Thank you very much, and congratulations on the quarter and the results and all the progress. Just a couple of questions, Jeff, on the guidance. Could you talk about what assumptions are built into your guidance about the effect of the risdiplam imminent launch on SPINRAZA? And also just have you incorporated the full launch costs for aducanumab? Your sales force and everything you mentioned that, but is it fully budgeted in that guidance? Thanks.

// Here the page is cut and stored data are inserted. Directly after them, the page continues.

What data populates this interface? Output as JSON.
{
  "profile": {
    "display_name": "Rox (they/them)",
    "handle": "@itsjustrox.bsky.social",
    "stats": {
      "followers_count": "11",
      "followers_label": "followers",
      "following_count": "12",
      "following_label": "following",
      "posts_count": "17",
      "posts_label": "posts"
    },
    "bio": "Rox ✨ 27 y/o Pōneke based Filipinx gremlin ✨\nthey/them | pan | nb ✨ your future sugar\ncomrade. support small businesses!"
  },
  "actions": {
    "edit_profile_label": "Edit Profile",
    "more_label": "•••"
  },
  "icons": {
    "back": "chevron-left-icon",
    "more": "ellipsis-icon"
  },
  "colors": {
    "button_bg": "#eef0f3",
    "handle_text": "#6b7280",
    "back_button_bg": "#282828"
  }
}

Jeffrey Capello — Executive Vice President and Chief Financial Officer

So thanks for the questions, Geoff. So with regard to risdiplam, we are assuming that that product does launch. And so we’re anticipating, as everyone else is, to kind of see the data and kind of what it means. We’d just remind people that we have 10,000 people on therapy today doing very, very well with a very low discontinuation rate. So we’ll see kind of what happens on the data and how that product is received. But certainly, there’s a lot of growth opportunity for us ahead.

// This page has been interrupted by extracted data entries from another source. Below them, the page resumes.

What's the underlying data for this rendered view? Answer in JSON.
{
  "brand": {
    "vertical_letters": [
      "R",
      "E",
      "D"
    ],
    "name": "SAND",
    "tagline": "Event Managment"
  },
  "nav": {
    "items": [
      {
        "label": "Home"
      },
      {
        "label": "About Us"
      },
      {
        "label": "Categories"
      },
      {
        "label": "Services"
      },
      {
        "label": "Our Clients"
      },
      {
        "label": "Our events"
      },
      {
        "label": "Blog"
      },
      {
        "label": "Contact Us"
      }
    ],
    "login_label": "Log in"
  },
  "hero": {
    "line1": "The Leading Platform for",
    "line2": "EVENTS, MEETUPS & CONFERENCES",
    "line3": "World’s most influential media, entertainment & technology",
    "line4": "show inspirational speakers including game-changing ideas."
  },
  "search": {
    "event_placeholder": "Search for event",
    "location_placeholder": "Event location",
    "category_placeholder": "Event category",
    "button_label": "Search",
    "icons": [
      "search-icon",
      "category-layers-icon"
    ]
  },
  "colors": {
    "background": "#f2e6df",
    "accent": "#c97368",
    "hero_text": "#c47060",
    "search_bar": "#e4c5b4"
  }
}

With regard to aducanumab, we’re not going to give specific perspective on numbers in terms of the launch, but I would just point you back to looking at the SG&A guidance, which is up quite a bit from a percentage perspective, and you get a sense of the amount we’re spending year-over-year relative to that that we spent last year. And that is I think the prudent thing to do, given the significant opportunity ahead of us, which we’re quite excited about.

Operator

Your next question comes from the line of Terence Flynn with Goldman Sachs.

Terence Flynn — Goldman Sachs — Analyst

Great, thanks for taking the question. Maybe just two for me. Just wondering if you can give us any more detail on what’s gating to the aducanumab filing. And then, are you expecting a priority review? And then the outlook in terms of the ex-US regulatory filings there, do you have a similar level of confidence in filing in both Europe in Japan as you do in the US? Thank you.

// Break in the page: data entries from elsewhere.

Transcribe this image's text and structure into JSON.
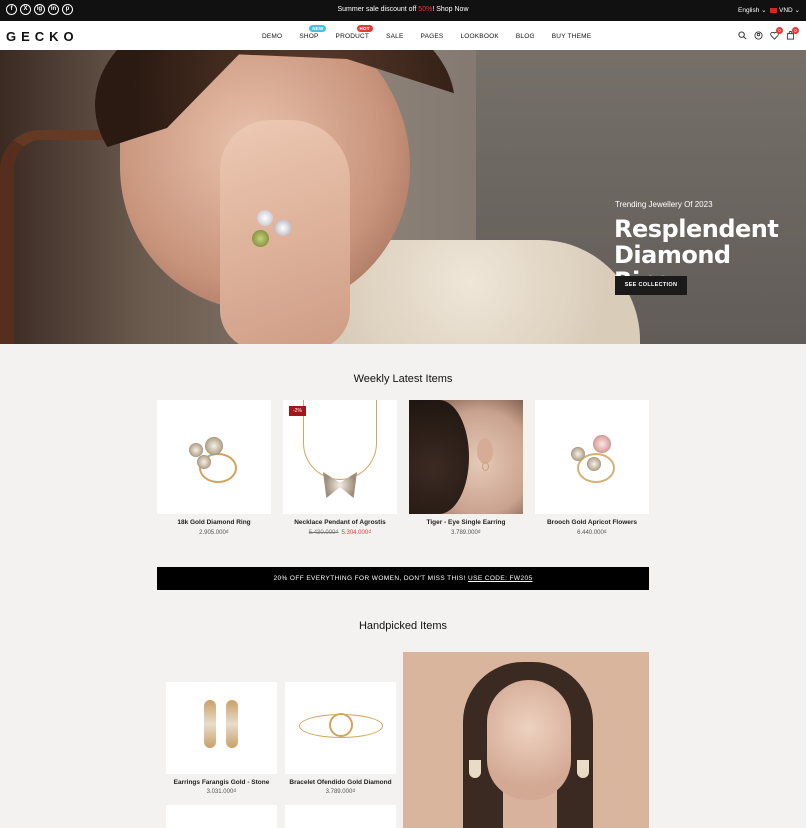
{
  "topbar": {
    "socials": [
      "f",
      "X",
      "ig",
      "in",
      "p"
    ],
    "promo_prefix": "Summer sale discount off ",
    "promo_hot": "50%",
    "promo_suffix": "! Shop Now",
    "language": "English ⌄",
    "currency": "VND ⌄"
  },
  "header": {
    "logo": "GECKO",
    "nav": [
      {
        "label": "DEMO"
      },
      {
        "label": "SHOP",
        "badge": "NEW"
      },
      {
        "label": "PRODUCT",
        "badge": "HOT"
      },
      {
        "label": "SALE"
      },
      {
        "label": "PAGES"
      },
      {
        "label": "LOOKBOOK"
      },
      {
        "label": "BLOG"
      },
      {
        "label": "BUY THEME"
      }
    ],
    "wishlist_count": "0",
    "cart_count": "0"
  },
  "hero": {
    "subtitle": "Trending Jewellery Of 2023",
    "title": "Resplendent Diamond Ring",
    "button": "SEE COLLECTION"
  },
  "weekly": {
    "title": "Weekly Latest Items",
    "products": [
      {
        "name": "18k Gold Diamond Ring",
        "price": "2.905.000₫"
      },
      {
        "name": "Necklace Pendant of Agrostis",
        "old_price": "5.430.000₫",
        "price": "5.304.000₫",
        "tag": "-2%"
      },
      {
        "name": "Tiger - Eye Single Earring",
        "price": "3.789.000₫"
      },
      {
        "name": "Brooch Gold Apricot Flowers",
        "price": "6.440.000₫"
      }
    ]
  },
  "banner": {
    "text": "20% OFF EVERYTHING FOR WOMEN, DON'T MISS THIS! ",
    "code": "USE CODE: FW205"
  },
  "handpicked": {
    "title": "Handpicked Items",
    "products": [
      {
        "name": "Earrings Farangis Gold - Stone",
        "price": "3.031.000₫"
      },
      {
        "name": "Bracelet Ofendido Gold Diamond",
        "price": "3.789.000₫"
      }
    ]
  },
  "colors": {
    "accent": "#e53935",
    "dark": "#111111",
    "new_badge": "#4ac0e0",
    "tag": "#a3171b"
  }
}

Alfred Sandrock, Jr. — Executive Vice President, Research & Development and Chief Medical Officer

Hi, Terence, this is Al. It’s basically a matter of putting together documentation, the electronic Common Technical Document. It’s an electronic document with hyperlinks, etc. It’s a matter of assembling all that and submitting that to the FDA.

And in terms of the engagement, we’ve been engaged with them since last — the first Type C meeting last June, and it’s been very constructive. I’ve never — this is a unique situation to me. It’s pretty unusual, I think, across the industry. But I’ll say that it’s been — there has been a high level of constructive engagement ever since last June.

And with respect to the other regions, we have started our engagement with them, but it’s still early days. But we do anticipate that we will be filing at some point in those other regions as well at some point.

Operator

Your next question comes from the line of Ronny Gal with Bernstein. Please go ahead.

Ronny Gal — Bernstein — Analyst

Good morning. Congratulations on the results, and thank you for taking the questions. You mentioned you’re beginning to — the redosing trial. I wonder if you can just tell us a little bit about what you’re trying to achieve with that trial. Essentially, now that you’ve got the protocol, what are the endpoints and when — what is the data that we should see from that?

And then second on VUMERITY, can you describe a little bit the launch plans here? I guess it didn’t really make commercial step yet. Can you talk a little bit about whether you intend to give it the same kind of parity business model to TECFIDERA? Or would there be some things you do with VUMERITY that — in terms of access, support and so forth, that will be better or worse than TECFIDERA?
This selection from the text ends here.